Mike’s hand fell away. His shoulders relaxed, his eyes lidded and that false, charming grin came out. “Yeah, that’s me.”
“Too bad you guys lost so quickly this season. I rooted for you.”
Mike’s smile didn’t change, but I recognized the tension in the set of his eyes. “Hey, I’m always rooting for me.”
Jeremy waved a hand around. “You excited for the excavation?”
Mike smile widened. “Something like that.”
I cleared my throat. “Have you guys checked in at the inn yet? I thought I’d show you around and then we’d grab dinner in the village. But there’s no rush if you want to get settled in first.”
Jeremy smiled. “Maybe a tour first before dinner.”

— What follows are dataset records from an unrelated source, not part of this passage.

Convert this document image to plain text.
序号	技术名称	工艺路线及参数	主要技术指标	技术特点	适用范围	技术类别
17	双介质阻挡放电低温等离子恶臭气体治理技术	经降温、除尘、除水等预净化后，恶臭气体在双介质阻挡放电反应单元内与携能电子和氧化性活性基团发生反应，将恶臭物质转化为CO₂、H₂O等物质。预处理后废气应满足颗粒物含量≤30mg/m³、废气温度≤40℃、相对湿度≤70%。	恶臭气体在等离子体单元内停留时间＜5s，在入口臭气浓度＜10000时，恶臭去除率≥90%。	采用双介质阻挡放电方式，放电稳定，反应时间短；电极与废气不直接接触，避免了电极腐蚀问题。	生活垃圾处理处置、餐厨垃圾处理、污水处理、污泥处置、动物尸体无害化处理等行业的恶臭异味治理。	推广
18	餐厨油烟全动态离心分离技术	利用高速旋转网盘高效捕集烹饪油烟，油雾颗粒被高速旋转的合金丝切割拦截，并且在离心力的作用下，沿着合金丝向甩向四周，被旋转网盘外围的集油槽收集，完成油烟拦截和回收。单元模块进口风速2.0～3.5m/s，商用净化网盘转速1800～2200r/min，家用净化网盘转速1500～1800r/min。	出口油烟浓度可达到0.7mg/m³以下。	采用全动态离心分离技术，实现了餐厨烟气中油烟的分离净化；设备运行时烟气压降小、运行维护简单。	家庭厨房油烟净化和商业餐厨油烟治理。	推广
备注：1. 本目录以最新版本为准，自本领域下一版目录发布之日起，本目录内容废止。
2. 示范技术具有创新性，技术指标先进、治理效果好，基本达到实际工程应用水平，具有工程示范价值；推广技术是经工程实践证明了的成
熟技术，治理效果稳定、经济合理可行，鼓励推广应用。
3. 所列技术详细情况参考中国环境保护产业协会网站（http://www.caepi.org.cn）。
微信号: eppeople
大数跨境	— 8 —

I spent the next few hours pointing out the planned unit locations, and explaining what the resistivity specialist had said. Grace and Duncan had been working on Iron Age sites for longer than I had been alive. It was both intimidating, flattering, and depressing—the last because I realized very quickly into my tour that all three of them regarded me as an underling—a useful one, but certainly not the leader of the project. They had just as many ideas as I had, and as we talked it quickly became clear whose plans would trump whose.
And it was fine that mine were at the bottom of the pile. Really. I was twenty-four and they were in their fifties. Well. Jeremy was only thirty-seven.
But we were the money and they were the artists.
Which kind of sucked.
But I got it. I had to pay my dues. Besides, if this became a big deal, then I could just stay here. And if they liked me, they probably had a ton of connections that would be fantastic and helpful and everything I needed.
I took the professors to O’Malley’s restaurant for dinner with all the usual suspects—Kate and Mike, tentatively made up; Lauren and Paul, sniping as usual; Maggie and Anna, both with a similar disdainful attitude. One big, distorted family.